Un autre élément qui m’a été favorable, c’est de croire en ma capacité d’apprendre et de m’adapter. J’aurais manqué de belles opportunités si j’avais refusé des projets en me disant que je ne serais pas en mesure de les mener.

Beaucoup de médecins algériens ont pu exercer ce noble métier, notamment en France après une mise à niveau de leurs diplômes. Pourquoi cet exercice n’est-il pas aussi réussi par nos compatriotes ici au Canada ?

L’accès aux études médicales demeure difficile encore aujourd’hui. Les centres universitaires sont prêts à soutenir des candidatures étrangères, mais le niveau de distinction et d’excellence des candidats doit être exceptionnel. Il faut avoir une valeur ajoutée à apporter aux soins, à la recherche et à l’enseignement pour espérer se faire remarquer. La compétition est forte et le niveau d’exigence est extraordinairement élevé.

Je le constate au quotidien au contact des médecins avec lesquels je travaille : ils ne prennent jamais rien pour acquis.

Un des éléments qui affaiblissent la réputation de notre formation en Algérie, c’est le manque de formation continue, la faiblesse de la recherche médicale et le faible accès aux innovations scientifiques et technologiques.

Nos étudiants et médecins fournissent énormément d’efforts dans leur parcours d’études, car ils doivent compenser ces manques. C’est pour cette raison que, lorsque certains arrivent à intégrer le système québécois et à combiner leur capacité de travail avec les moyens d’ici, ils finissent par exceller.

Combien de médecins algériens ou d’origine algérienne exercent ce métier au sein de votre institution ?

Je ne saurais vous le dire. Nous ne tenons pas de statistiques sur la base des origines de nos médecins.

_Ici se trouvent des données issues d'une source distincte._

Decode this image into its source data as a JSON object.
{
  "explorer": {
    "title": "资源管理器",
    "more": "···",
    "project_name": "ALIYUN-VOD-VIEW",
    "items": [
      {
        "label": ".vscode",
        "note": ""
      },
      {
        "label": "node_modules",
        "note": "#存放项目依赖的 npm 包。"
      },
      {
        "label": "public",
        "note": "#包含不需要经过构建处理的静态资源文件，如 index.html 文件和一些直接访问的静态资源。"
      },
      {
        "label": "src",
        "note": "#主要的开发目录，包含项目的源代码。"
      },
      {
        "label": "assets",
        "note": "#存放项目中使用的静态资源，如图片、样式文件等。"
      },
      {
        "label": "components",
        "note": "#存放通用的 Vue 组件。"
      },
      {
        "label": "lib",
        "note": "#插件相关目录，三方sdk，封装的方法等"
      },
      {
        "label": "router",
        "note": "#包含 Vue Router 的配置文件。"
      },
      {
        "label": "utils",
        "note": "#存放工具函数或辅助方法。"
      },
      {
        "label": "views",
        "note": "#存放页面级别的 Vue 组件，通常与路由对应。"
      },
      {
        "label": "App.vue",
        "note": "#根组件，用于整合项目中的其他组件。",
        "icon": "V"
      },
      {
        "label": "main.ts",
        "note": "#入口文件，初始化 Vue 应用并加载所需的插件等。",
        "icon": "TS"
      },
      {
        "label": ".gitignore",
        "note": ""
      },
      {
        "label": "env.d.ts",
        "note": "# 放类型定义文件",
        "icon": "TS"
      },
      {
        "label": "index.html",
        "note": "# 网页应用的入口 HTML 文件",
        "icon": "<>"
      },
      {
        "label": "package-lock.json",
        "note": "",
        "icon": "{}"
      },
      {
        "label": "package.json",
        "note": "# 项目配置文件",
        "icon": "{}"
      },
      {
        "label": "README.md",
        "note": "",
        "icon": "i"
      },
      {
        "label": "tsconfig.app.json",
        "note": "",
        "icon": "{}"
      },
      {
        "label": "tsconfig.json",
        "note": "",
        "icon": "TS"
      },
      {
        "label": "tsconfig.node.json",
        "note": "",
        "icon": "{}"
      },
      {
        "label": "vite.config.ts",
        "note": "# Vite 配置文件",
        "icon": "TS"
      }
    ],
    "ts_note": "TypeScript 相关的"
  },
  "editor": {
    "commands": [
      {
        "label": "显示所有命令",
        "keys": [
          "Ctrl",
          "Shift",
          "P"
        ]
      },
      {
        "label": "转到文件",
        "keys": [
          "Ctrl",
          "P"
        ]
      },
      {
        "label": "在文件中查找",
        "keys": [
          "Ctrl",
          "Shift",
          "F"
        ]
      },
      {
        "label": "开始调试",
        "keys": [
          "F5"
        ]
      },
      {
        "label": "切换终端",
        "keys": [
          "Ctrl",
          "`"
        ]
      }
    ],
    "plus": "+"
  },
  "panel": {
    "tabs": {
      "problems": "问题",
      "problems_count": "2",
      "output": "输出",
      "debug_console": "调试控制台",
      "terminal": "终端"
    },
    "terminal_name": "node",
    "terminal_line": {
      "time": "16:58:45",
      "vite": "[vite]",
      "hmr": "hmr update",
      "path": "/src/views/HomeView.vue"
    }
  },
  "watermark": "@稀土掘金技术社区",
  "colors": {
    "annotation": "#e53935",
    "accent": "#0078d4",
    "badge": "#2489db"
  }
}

Profession réglementée, difficulté de reconnaissance des diplômes et expériences pour les médecins étrangers, notamment maghrébins, coûts trop élevés des études… Pourquoi, selon vous, faire médecine au Canada devient-il presque impossible, notamment pour les Algériens ?

Voir réponse plus haut. Par contre, c’est aussi accessible aux Algériens nés ou ayant grandi ici qu’à n’importe quel Québécois. Et je constate avec joie que plusieurs jeunes Algériens sont admis dans les facultés de médecine.

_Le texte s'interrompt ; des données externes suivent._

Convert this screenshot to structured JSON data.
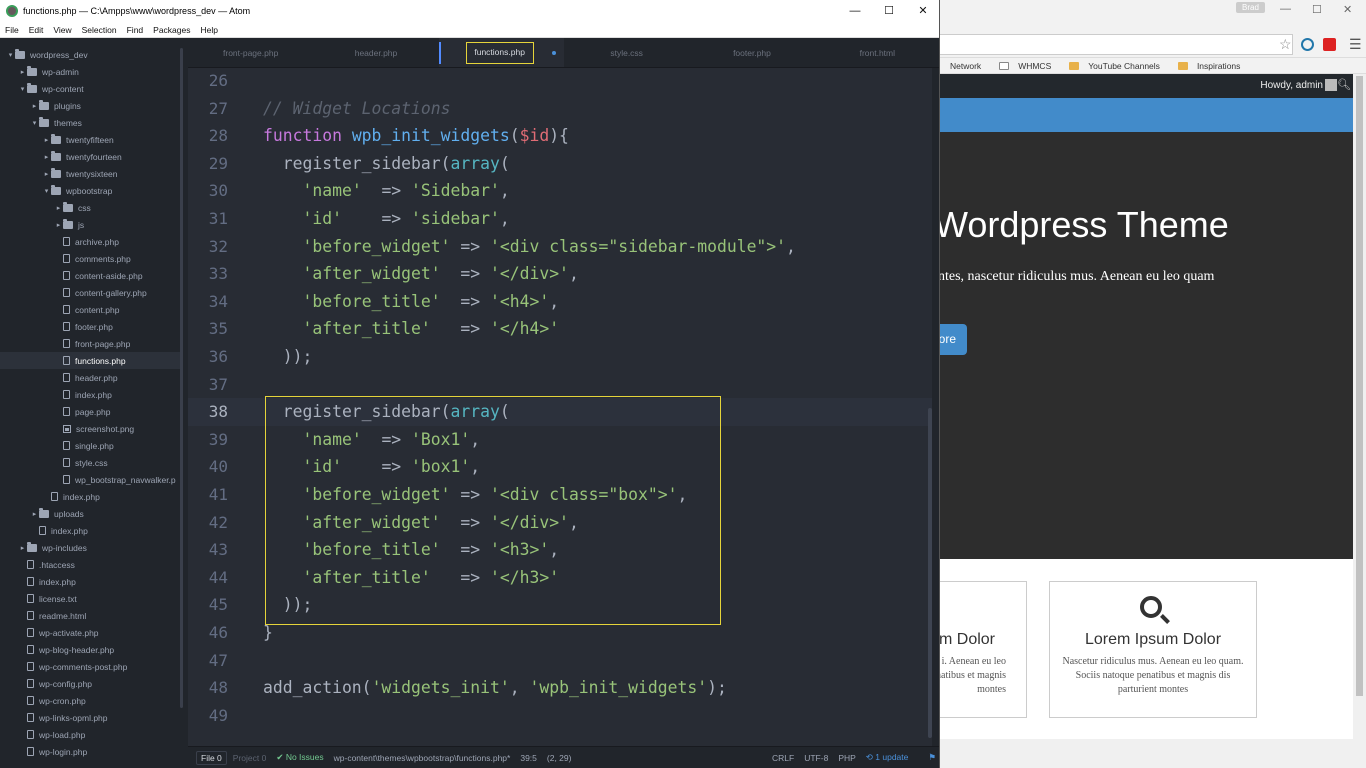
{
  "atom": {
    "window_title": "functions.php — C:\\Ampps\\www\\wordpress_dev — Atom",
    "menu": [
      "File",
      "Edit",
      "View",
      "Selection",
      "Find",
      "Packages",
      "Help"
    ],
    "tree": [
      {
        "label": "wordpress_dev",
        "type": "folder",
        "open": true,
        "depth": 0
      },
      {
        "label": "wp-admin",
        "type": "folder",
        "open": false,
        "depth": 1
      },
      {
        "label": "wp-content",
        "type": "folder",
        "open": true,
        "depth": 1
      },
      {
        "label": "plugins",
        "type": "folder",
        "open": false,
        "depth": 2
      },
      {
        "label": "themes",
        "type": "folder",
        "open": true,
        "depth": 2
      },
      {
        "label": "twentyfifteen",
        "type": "folder",
        "open": false,
        "depth": 3
      },
      {
        "label": "twentyfourteen",
        "type": "folder",
        "open": false,
        "depth": 3
      },
      {
        "label": "twentysixteen",
        "type": "folder",
        "open": false,
        "depth": 3
      },
      {
        "label": "wpbootstrap",
        "type": "folder",
        "open": true,
        "depth": 3
      },
      {
        "label": "css",
        "type": "folder",
        "open": false,
        "depth": 4
      },
      {
        "label": "js",
        "type": "folder",
        "open": false,
        "depth": 4
      },
      {
        "label": "archive.php",
        "type": "file",
        "depth": 4
      },
      {
        "label": "comments.php",
        "type": "file",
        "depth": 4
      },
      {
        "label": "content-aside.php",
        "type": "file",
        "depth": 4
      },
      {
        "label": "content-gallery.php",
        "type": "file",
        "depth": 4
      },
      {
        "label": "content.php",
        "type": "file",
        "depth": 4
      },
      {
        "label": "footer.php",
        "type": "file",
        "depth": 4
      },
      {
        "label": "front-page.php",
        "type": "file",
        "depth": 4
      },
      {
        "label": "functions.php",
        "type": "file",
        "depth": 4,
        "selected": true
      },
      {
        "label": "header.php",
        "type": "file",
        "depth": 4
      },
      {
        "label": "index.php",
        "type": "file",
        "depth": 4
      },
      {
        "label": "page.php",
        "type": "file",
        "depth": 4
      },
      {
        "label": "screenshot.png",
        "type": "image",
        "depth": 4
      },
      {
        "label": "single.php",
        "type": "file",
        "depth": 4
      },
      {
        "label": "style.css",
        "type": "file",
        "depth": 4
      },
      {
        "label": "wp_bootstrap_navwalker.p",
        "type": "file",
        "depth": 4
      },
      {
        "label": "index.php",
        "type": "file",
        "depth": 3
      },
      {
        "label": "uploads",
        "type": "folder",
        "open": false,
        "depth": 2
      },
      {
        "label": "index.php",
        "type": "file",
        "depth": 2
      },
      {
        "label": "wp-includes",
        "type": "folder",
        "open": false,
        "depth": 1
      },
      {
        "label": ".htaccess",
        "type": "file",
        "depth": 1
      },
      {
        "label": "index.php",
        "type": "file",
        "depth": 1
      },
      {
        "label": "license.txt",
        "type": "file",
        "depth": 1
      },
      {
        "label": "readme.html",
        "type": "file",
        "depth": 1
      },
      {
        "label": "wp-activate.php",
        "type": "file",
        "depth": 1
      },
      {
        "label": "wp-blog-header.php",
        "type": "file",
        "depth": 1
      },
      {
        "label": "wp-comments-post.php",
        "type": "file",
        "depth": 1
      },
      {
        "label": "wp-config.php",
        "type": "file",
        "depth": 1
      },
      {
        "label": "wp-cron.php",
        "type": "file",
        "depth": 1
      },
      {
        "label": "wp-links-opml.php",
        "type": "file",
        "depth": 1
      },
      {
        "label": "wp-load.php",
        "type": "file",
        "depth": 1
      },
      {
        "label": "wp-login.php",
        "type": "file",
        "depth": 1
      }
    ],
    "tabs": [
      {
        "label": "front-page.php",
        "active": false
      },
      {
        "label": "header.php",
        "active": false
      },
      {
        "label": "functions.php",
        "active": true,
        "modified": true
      },
      {
        "label": "style.css",
        "active": false
      },
      {
        "label": "footer.php",
        "active": false
      },
      {
        "label": "front.html",
        "active": false
      }
    ],
    "code": [
      {
        "n": "26",
        "t": []
      },
      {
        "n": "27",
        "t": [
          [
            "c",
            "// Widget Locations"
          ]
        ]
      },
      {
        "n": "28",
        "t": [
          [
            "k",
            "function "
          ],
          [
            "f",
            "wpb_init_widgets"
          ],
          [
            "p",
            "("
          ],
          [
            "v",
            "$id"
          ],
          [
            "p",
            "){"
          ]
        ]
      },
      {
        "n": "29",
        "t": [
          [
            "p",
            "  register_sidebar("
          ],
          [
            "a",
            "array"
          ],
          [
            "p",
            "("
          ]
        ]
      },
      {
        "n": "30",
        "t": [
          [
            "p",
            "    "
          ],
          [
            "s",
            "'name'"
          ],
          [
            "p",
            "  => "
          ],
          [
            "s",
            "'Sidebar'"
          ],
          [
            "p",
            ","
          ]
        ]
      },
      {
        "n": "31",
        "t": [
          [
            "p",
            "    "
          ],
          [
            "s",
            "'id'"
          ],
          [
            "p",
            "    => "
          ],
          [
            "s",
            "'sidebar'"
          ],
          [
            "p",
            ","
          ]
        ]
      },
      {
        "n": "32",
        "t": [
          [
            "p",
            "    "
          ],
          [
            "s",
            "'before_widget'"
          ],
          [
            "p",
            " => "
          ],
          [
            "s",
            "'<div class=\"sidebar-module\">'"
          ],
          [
            "p",
            ","
          ]
        ]
      },
      {
        "n": "33",
        "t": [
          [
            "p",
            "    "
          ],
          [
            "s",
            "'after_widget'"
          ],
          [
            "p",
            "  => "
          ],
          [
            "s",
            "'</div>'"
          ],
          [
            "p",
            ","
          ]
        ]
      },
      {
        "n": "34",
        "t": [
          [
            "p",
            "    "
          ],
          [
            "s",
            "'before_title'"
          ],
          [
            "p",
            "  => "
          ],
          [
            "s",
            "'<h4>'"
          ],
          [
            "p",
            ","
          ]
        ]
      },
      {
        "n": "35",
        "t": [
          [
            "p",
            "    "
          ],
          [
            "s",
            "'after_title'"
          ],
          [
            "p",
            "   => "
          ],
          [
            "s",
            "'</h4>'"
          ]
        ]
      },
      {
        "n": "36",
        "t": [
          [
            "p",
            "  ));"
          ]
        ]
      },
      {
        "n": "37",
        "t": []
      },
      {
        "n": "38",
        "t": [
          [
            "p",
            "  register_sidebar("
          ],
          [
            "a",
            "array"
          ],
          [
            "p",
            "("
          ]
        ],
        "current": true
      },
      {
        "n": "39",
        "t": [
          [
            "p",
            "    "
          ],
          [
            "s",
            "'name'"
          ],
          [
            "p",
            "  => "
          ],
          [
            "s",
            "'Box1'"
          ],
          [
            "p",
            ","
          ]
        ]
      },
      {
        "n": "40",
        "t": [
          [
            "p",
            "    "
          ],
          [
            "s",
            "'id'"
          ],
          [
            "p",
            "    => "
          ],
          [
            "s",
            "'box1'"
          ],
          [
            "p",
            ","
          ]
        ]
      },
      {
        "n": "41",
        "t": [
          [
            "p",
            "    "
          ],
          [
            "s",
            "'before_widget'"
          ],
          [
            "p",
            " => "
          ],
          [
            "s",
            "'<div class=\"box\">'"
          ],
          [
            "p",
            ","
          ]
        ]
      },
      {
        "n": "42",
        "t": [
          [
            "p",
            "    "
          ],
          [
            "s",
            "'after_widget'"
          ],
          [
            "p",
            "  => "
          ],
          [
            "s",
            "'</div>'"
          ],
          [
            "p",
            ","
          ]
        ]
      },
      {
        "n": "43",
        "t": [
          [
            "p",
            "    "
          ],
          [
            "s",
            "'before_title'"
          ],
          [
            "p",
            "  => "
          ],
          [
            "s",
            "'<h3>'"
          ],
          [
            "p",
            ","
          ]
        ]
      },
      {
        "n": "44",
        "t": [
          [
            "p",
            "    "
          ],
          [
            "s",
            "'after_title'"
          ],
          [
            "p",
            "   => "
          ],
          [
            "s",
            "'</h3>'"
          ]
        ]
      },
      {
        "n": "45",
        "t": [
          [
            "p",
            "  ));"
          ]
        ]
      },
      {
        "n": "46",
        "t": [
          [
            "p",
            "}"
          ]
        ]
      },
      {
        "n": "47",
        "t": []
      },
      {
        "n": "48",
        "t": [
          [
            "p",
            "add_action("
          ],
          [
            "s",
            "'widgets_init'"
          ],
          [
            "p",
            ", "
          ],
          [
            "s",
            "'wpb_init_widgets'"
          ],
          [
            "p",
            ");"
          ]
        ]
      },
      {
        "n": "49",
        "t": []
      }
    ],
    "status": {
      "file_tab": "File 0",
      "project_tab": "Project 0",
      "issues": "✔ No Issues",
      "path": "wp-content\\themes\\wpbootstrap\\functions.php*",
      "cursor": "39:5",
      "selection": "(2, 29)",
      "line_ending": "CRLF",
      "encoding": "UTF-8",
      "grammar": "PHP",
      "updates": "1 update"
    }
  },
  "browser": {
    "user": "Brad",
    "bookmarks": [
      "Network",
      "WHMCS",
      "YouTube Channels",
      "Inspirations"
    ],
    "admin_bar": {
      "howdy": "Howdy, admin"
    },
    "jumbotron": {
      "heading": "Wordpress Theme",
      "text": "ntes, nascetur ridiculus mus. Aenean eu leo quam",
      "button": "ore"
    },
    "boxes": [
      {
        "title": "m Dolor",
        "text": "i. Aenean eu leo natibus et magnis montes"
      },
      {
        "title": "Lorem Ipsum Dolor",
        "text": "Nascetur ridiculus mus. Aenean eu leo quam. Sociis natoque penatibus et magnis dis parturient montes",
        "icon": "search-icon"
      }
    ]
  },
  "colors": {
    "accent": "#e5d43a",
    "keyword": "#c678dd",
    "function": "#61afef",
    "string": "#98c379",
    "comment": "#5c6370",
    "variable": "#e06c75",
    "nav_blue": "#428bca"
  }
}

Le Canada, ce beau pays qui attire davantage d’immigrants, est malheureusement réputé pour son système de santé complexe et souvent décrié par les patients (longs délais pour les rendez-vous, heures d’attente aux urgences, difficulté d’avoir un médecin de famille…). Le système de santé québécois est-il malade ?

Heureusement, lorsque les citoyens ont besoin de soins urgents et complexes, ils reçoivent des soins parmi les meilleurs au monde. Cependant, il existe effectivement un défi d’accès aux soins primaires et de proximité.

Il faut trouver un équilibre entre l’excellence, qui coûte cher, et l’accessibilité, dans un contexte où la prévention des maladies chroniques a été négligée pendant des décennies. Il y a aussi un défi démographique indéniable lié au vieillissement de la population. Tout cela augmente considérablement les besoins et met à mal la capacité de payer de l’État.

En tant que dirigeante d’un établissement de santé, je suis engagée, avec la nouvelle société d’État créée en décembre dernier, Santé Québec, dans une démarche de transformation du réseau à la recherche de ce fameux point d’équilibre. Nous sommes résolus à mettre tous les efforts pour faire autrement et obtenir de meilleurs résultats.

On parle beaucoup, ces temps-ci, de la diaspora algérienne vivant à l’étranger et de ses capacités à contribuer aux efforts de recherche et de développement en Algérie. Concrètement, quel apport pourrait avoir cette diaspora à l’Algérie, un pays qui a toujours besoin de ses enfants ?

Chaque Algérien est prêt à redonner à l’Algérie. Souvent, on ne sait pas par où commencer. Ce que nous apprenons en vivant à l’étranger, c’est que les façons de faire d’ici sont totalement complémentaires et compatibles avec celles de l’Algérie. Enrichir le savoir-faire algérien d’un savoir-faire étranger peut décupler les bénéfices pour le pays.

Ce qui nous aiderait, ce serait de rendre les échanges plus fluides et de permettre des initiatives innovantes de partage. Mais cela ne se fera pas sans infrastructures de recherche ni sans engagement clair pour les soutenir.